The thing is, we're a St. Bernard family, moved into a toy poodle yard. I brooded over this a little, in the beginning. I've long been a city girl at heart, but never at home. My houses have always sat on rambling, brambled suburban lots, the wilder the better. Every last one was well stocked with endless dirt hills and mile-high trees and ripe with potential we planned to fulfill, someday.
How do we just switch up to a tiny city lot, a patch of dirt better measured in feet than acres? We'll feel trapped by asphalt, cut off from everything green and growing.
Surrounded by concrete, we'll have to drive hours for even a whiff of nature. Wildlife will be something my children know only from DK books and Nova specials. I mean, what sort of critter, free to roam wherever, would squander their open range on the urban jungle? So long, bugs and bees and beetles. We'll catch up with you again, someday.
Then there's The Flower Problem. Even though the yard was billed as "English garden-style", carved out over decades into a dainty set of beds and borders, we'll never manage cut flowers from such a miniature display. One bouquet, and the whole garden will go bald.
Besides, everyone knows children and flowers don't mix. They're always making a mess of the lilies, forever trampling the peonies. There's a reason roses have thorns.
And where will the children play? Indoor gyms, I suppose, and soccer fields. Astroturf will replace Kentucky Blue as the grass of my children's childhood. With no forest out back, no yard to speak of, they'll turn tenderfoot, scared to leave the house without sweat socks and sneakers. At fourteen, they'll ask me what a callous is.
And how will they possibly get their pound-of-dirt-a-year? They've always been wallowers, these mudpuppies o' mine. But this tidy little lot's all order and ornament. They'll forget that perfect water:dirt ratio, forget to love the cool squish of fine mud.
They'll forget to even ask to go outside. They'll become one with the couch, preferring a compact flourescent's flicker to the the sun's bright light. No way can a postage stamp half given over to flowers accomodate three active kids.
Or vegetables, for that matter. I always wanted a vegetable garden, always meant to cultivate enough earth to keep our family in food, or at least a few salads. And even if I never did get much past the stunted radish stage, I'd best put my petite potager on hold for now. Better dedicate what little dirt we have to the coneflowers and the rugrats. Even if it does mean my kids forget where food comes from.
Even I'll forget, or maybe just whine a lot, about how lovely it used to be to walk out my front door and snip a branch of this, a twig of that, to sassy up supper. Herbs take room, too. Maybe we should just throw up our hands in good old fashioned surrender.
Or maybe we should give it a whirl. Maybe we'll discover that when your back yard's the size of your living room, you treat it like one. That being able to step right out of the sunroom and into the sunshine is an open door policy everyone uses, every day. That even if it's tiny, at least it has high ceilings.
Maybe we'll eke out every last inch of joy this little piece of land has to offer.
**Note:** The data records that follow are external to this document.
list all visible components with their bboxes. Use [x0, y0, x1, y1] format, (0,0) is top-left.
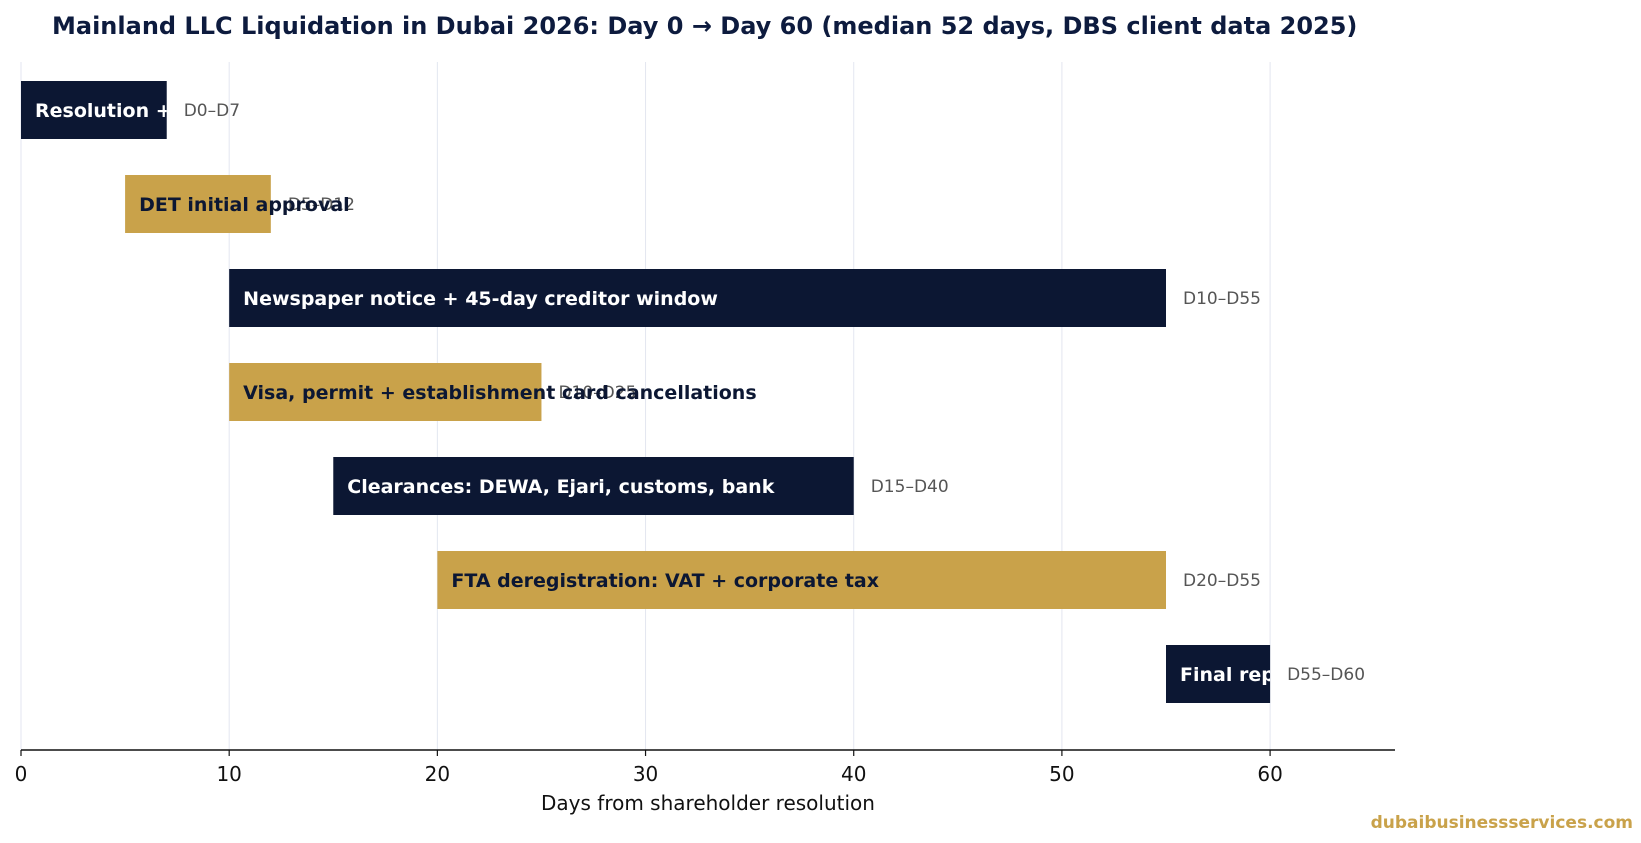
task-label: Clearances: DEWA, Ejari, customs, bank: [347, 476, 774, 498]
task-bar: [229, 363, 542, 421]
x-tick-label: 30: [633, 762, 658, 786]
task-label-clip: Final report + DET licence cancellation: [1180, 664, 1595, 686]
chart-title: Mainland LLC Liquidation in Dubai 2026: …: [52, 12, 1357, 40]
watermark: dubaibusinessservices.com: [1371, 813, 1633, 833]
task-range-label: D55–D60: [1287, 665, 1365, 685]
task-range-label: D5–D12: [288, 195, 355, 215]
task-range-label: D0–D7: [184, 101, 240, 121]
task-bar: [229, 269, 1166, 327]
x-axis-ticks: 0 10 20 30 40 50 60: [15, 750, 1283, 786]
x-tick-label: 40: [841, 762, 866, 786]
task-label-clip: Clearances: DEWA, Ejari, customs, bank: [347, 476, 774, 498]
task-range-label: D15–D40: [871, 477, 949, 497]
task-label: Final report + DET licence cancellation: [1180, 664, 1595, 686]
task-bar: [437, 551, 1166, 609]
task-label: Visa, permit + establishment card cancel…: [243, 382, 756, 404]
task-label: DET initial approval: [139, 194, 350, 216]
x-tick-label: 50: [1049, 762, 1074, 786]
task-bars: Resolution + liquidator appointmentD0–D7…: [21, 81, 1595, 703]
task-label: Resolution + liquidator appointment: [35, 100, 427, 122]
task-label: Newspaper notice + 45-day creditor windo…: [243, 288, 718, 310]
task-range-label: D10–D25: [558, 383, 636, 403]
task-label-clip: Resolution + liquidator appointment: [35, 100, 427, 122]
x-tick-label: 0: [15, 762, 28, 786]
task-range-label: D10–D55: [1183, 289, 1261, 309]
x-tick-label: 60: [1257, 762, 1282, 786]
x-tick-label: 10: [216, 762, 241, 786]
task-label-clip: Newspaper notice + 45-day creditor windo…: [243, 288, 718, 310]
x-axis-title: Days from shareholder resolution: [541, 791, 875, 815]
x-tick-label: 20: [425, 762, 450, 786]
task-range-label: D20–D55: [1183, 571, 1261, 591]
task-bar: [1166, 645, 1271, 703]
task-bar: [125, 175, 271, 233]
grid-lines: [20, 62, 1271, 750]
task-label: FTA deregistration: VAT + corporate tax: [451, 570, 879, 592]
task-bar: [21, 81, 167, 139]
task-bar: [333, 457, 854, 515]
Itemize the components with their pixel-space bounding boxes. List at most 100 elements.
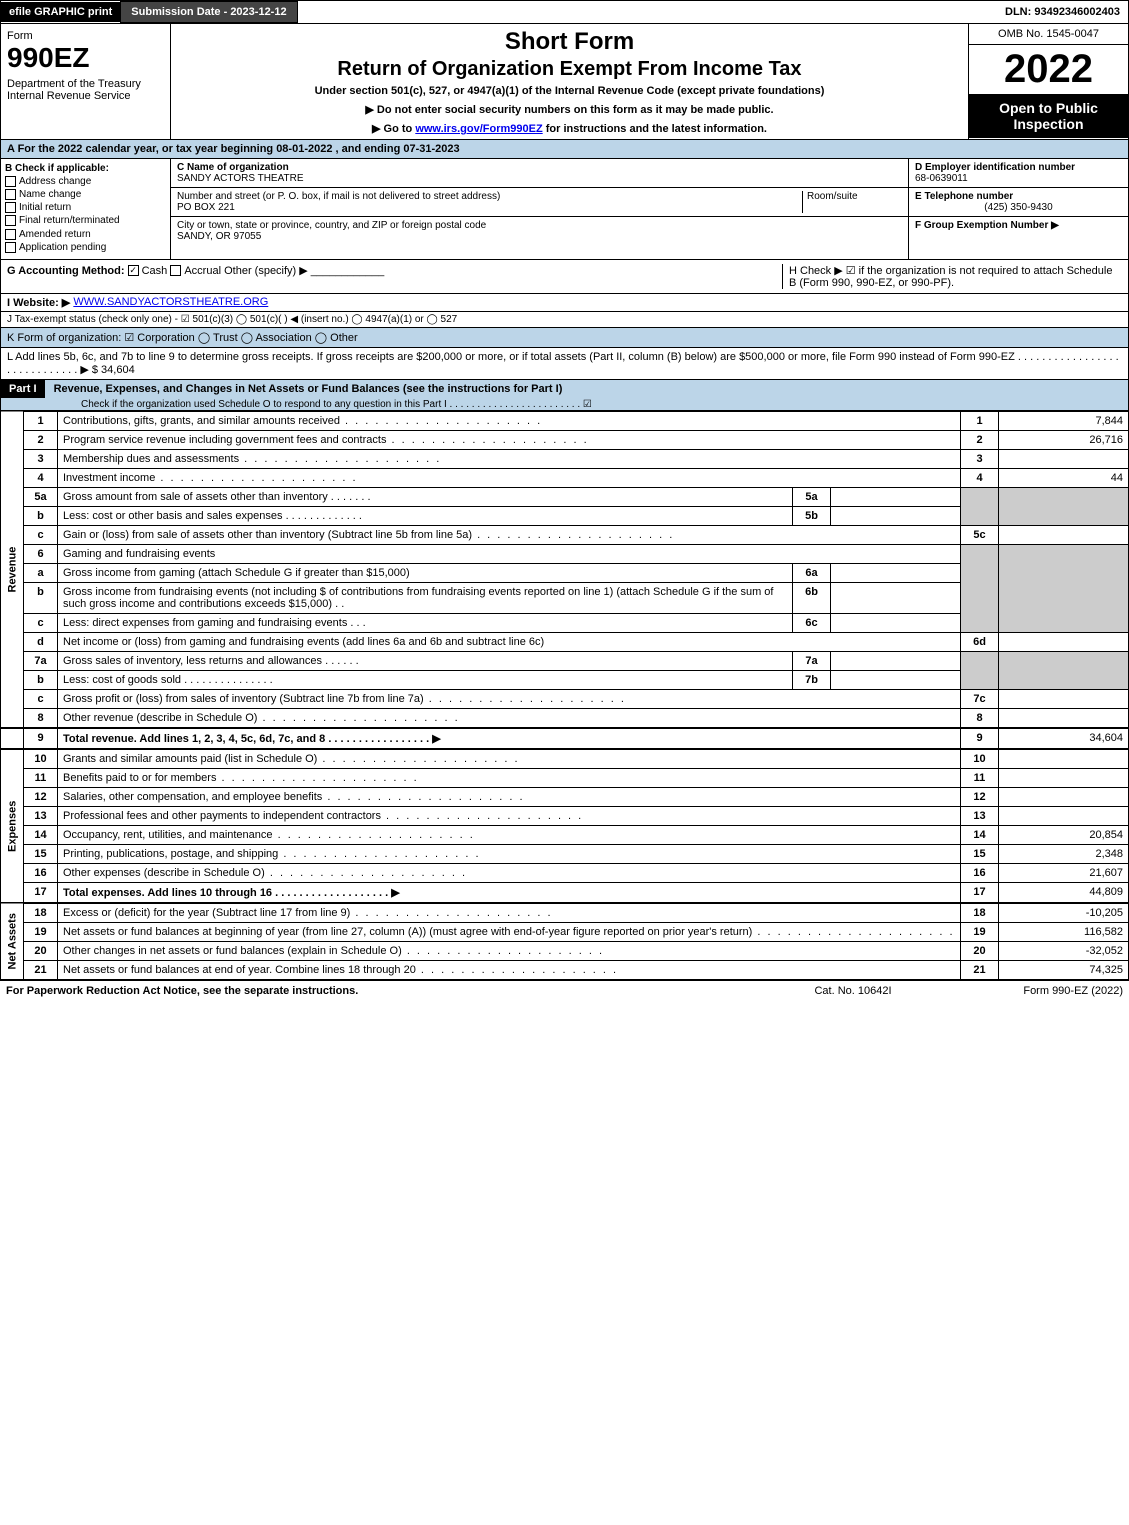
l5c-box: 5c [961,525,999,544]
ck-initial[interactable]: Initial return [5,202,166,213]
l7-grey [961,651,999,689]
city-value: SANDY, OR 97055 [177,231,261,242]
l5b-ival [831,506,961,525]
submission-date: Submission Date - 2023-12-12 [120,1,297,23]
ck-final[interactable]: Final return/terminated [5,215,166,226]
j-text: J Tax-exempt status (check only one) - ☑… [7,314,457,325]
l2-val: 26,716 [999,430,1129,449]
return-title: Return of Organization Exempt From Incom… [177,58,962,81]
l17-num: 17 [24,882,58,903]
section-c: C Name of organization SANDY ACTORS THEA… [171,159,908,259]
l8-num: 8 [24,708,58,728]
g-label: G Accounting Method: [7,265,125,277]
l18-val: -10,205 [999,903,1129,923]
l8-box: 8 [961,708,999,728]
l3-box: 3 [961,449,999,468]
h-text: H Check ▶ ☑ if the organization is not r… [782,264,1122,289]
revenue-sidelabel: Revenue [1,411,24,728]
irs-link[interactable]: www.irs.gov/Form990EZ [415,123,542,135]
l6b-ibox: 6b [793,582,831,613]
l7-greyval [999,651,1129,689]
ck-accrual[interactable] [170,265,181,276]
k-text: K Form of organization: ☑ Corporation ◯ … [7,331,358,344]
l8-desc: Other revenue (describe in Schedule O) [58,708,961,728]
l7a-num: 7a [24,651,58,670]
section-a: A For the 2022 calendar year, or tax yea… [0,140,1129,159]
l15-val: 2,348 [999,844,1129,863]
l6b-desc: Gross income from fundraising events (no… [58,582,793,613]
l20-num: 20 [24,941,58,960]
l14-val: 20,854 [999,825,1129,844]
line-j: J Tax-exempt status (check only one) - ☑… [0,312,1129,328]
l7b-num: b [24,670,58,689]
l12-desc: Salaries, other compensation, and employ… [58,787,961,806]
street-value: PO BOX 221 [177,202,235,213]
section-b: B Check if applicable: Address change Na… [1,159,171,259]
l12-val [999,787,1129,806]
l16-num: 16 [24,863,58,882]
i-label: I Website: ▶ [7,296,70,309]
street-row: Number and street (or P. O. box, if mail… [171,188,908,217]
phone-row: E Telephone number (425) 350-9430 [909,188,1128,217]
l3-num: 3 [24,449,58,468]
city-row: City or town, state or province, country… [171,217,908,245]
l5a-ival [831,487,961,506]
ck-amended[interactable]: Amended return [5,229,166,240]
l13-val [999,806,1129,825]
l10-box: 10 [961,749,999,769]
ck-pending[interactable]: Application pending [5,242,166,253]
l11-num: 11 [24,768,58,787]
l6d-num: d [24,632,58,651]
ck-address[interactable]: Address change [5,176,166,187]
e-label: E Telephone number [915,191,1013,202]
dln: DLN: 93492346002403 [997,2,1128,22]
org-name: SANDY ACTORS THEATRE [177,173,304,184]
l16-val: 21,607 [999,863,1129,882]
l6c-ibox: 6c [793,613,831,632]
l7c-num: c [24,689,58,708]
city-label: City or town, state or province, country… [177,220,486,231]
l7a-ibox: 7a [793,651,831,670]
l6-num: 6 [24,544,58,563]
l5b-ibox: 5b [793,506,831,525]
l19-val: 116,582 [999,922,1129,941]
part1-sub: Check if the organization used Schedule … [1,399,592,410]
l3-desc: Membership dues and assessments [58,449,961,468]
omb-number: OMB No. 1545-0047 [969,24,1128,45]
ck-name[interactable]: Name change [5,189,166,200]
l4-box: 4 [961,468,999,487]
l7b-ival [831,670,961,689]
header-center: Short Form Return of Organization Exempt… [171,24,968,139]
l9-val: 34,604 [999,728,1129,749]
efile-label[interactable]: efile GRAPHIC print [1,2,120,22]
part1-label: Part I [1,380,45,398]
street-label: Number and street (or P. O. box, if mail… [177,191,500,202]
l5-greyval [999,487,1129,525]
l21-val: 74,325 [999,960,1129,979]
expenses-sidelabel: Expenses [1,749,24,903]
l18-desc: Excess or (deficit) for the year (Subtra… [58,903,961,923]
l6-greyval [999,544,1129,632]
l19-box: 19 [961,922,999,941]
l2-box: 2 [961,430,999,449]
l14-num: 14 [24,825,58,844]
l6b-ival [831,582,961,613]
l16-desc: Other expenses (describe in Schedule O) [58,863,961,882]
l17-desc: Total expenses. Add lines 10 through 16 … [58,882,961,903]
header-left: Form 990EZ Department of the Treasury In… [1,24,171,139]
l5c-num: c [24,525,58,544]
financial-table: Revenue 1 Contributions, gifts, grants, … [0,411,1129,980]
l7a-desc: Gross sales of inventory, less returns a… [58,651,793,670]
l14-box: 14 [961,825,999,844]
part1-header: Part I Revenue, Expenses, and Changes in… [0,380,1129,411]
l13-num: 13 [24,806,58,825]
l13-desc: Professional fees and other payments to … [58,806,961,825]
d-label: D Employer identification number [915,162,1075,173]
website-link[interactable]: WWW.SANDYACTORSTHEATRE.ORG [73,296,268,309]
f-label: F Group Exemption Number ▶ [915,220,1059,231]
goto-note: ▶ Go to www.irs.gov/Form990EZ for instru… [177,122,962,135]
l10-val [999,749,1129,769]
l6d-box: 6d [961,632,999,651]
ck-cash[interactable]: ✓ [128,265,139,276]
l2-desc: Program service revenue including govern… [58,430,961,449]
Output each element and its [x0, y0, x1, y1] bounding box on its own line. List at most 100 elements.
Maybe, we'll even be able to wander out, just before dinner, and pick a fistful of mesculun and a Big Beef or three for BLT's.
Bacon, Lettuce and Tomato Sandwiches
No one needs a recipe for BLT's so much as a reminder: make them now, if you can scrounge up a few of those last, local, buck-a-piece beefsteaks. Otherwise, wait until next August. There's a universe of difference between the year-round deli-counter BLT (bad, loathsome, tired) and the September sandwich made with good guts. These are the ones that make me swoon:
1. Toast two slices of Great Harvest White Bread. (We are a dedicated Honey Whole Wheat family, but for a few nights in late summer, it's Classic White season at our house. A BLT on wheat is sort of a waste. On a fine white, it's one of the world's seven wonders.) Spread mayo on both toasted slices, then season well with pepper and salt.
2. Layer lettuce, bacon (Niman Ranch is nice, as is any thick-cut hearty variety), and as many slices of tomato as you think you can manage without losing all dignity. Season tomatoes with a touch more salt and pepper, grab a few napkins, and salute a summer well-lived.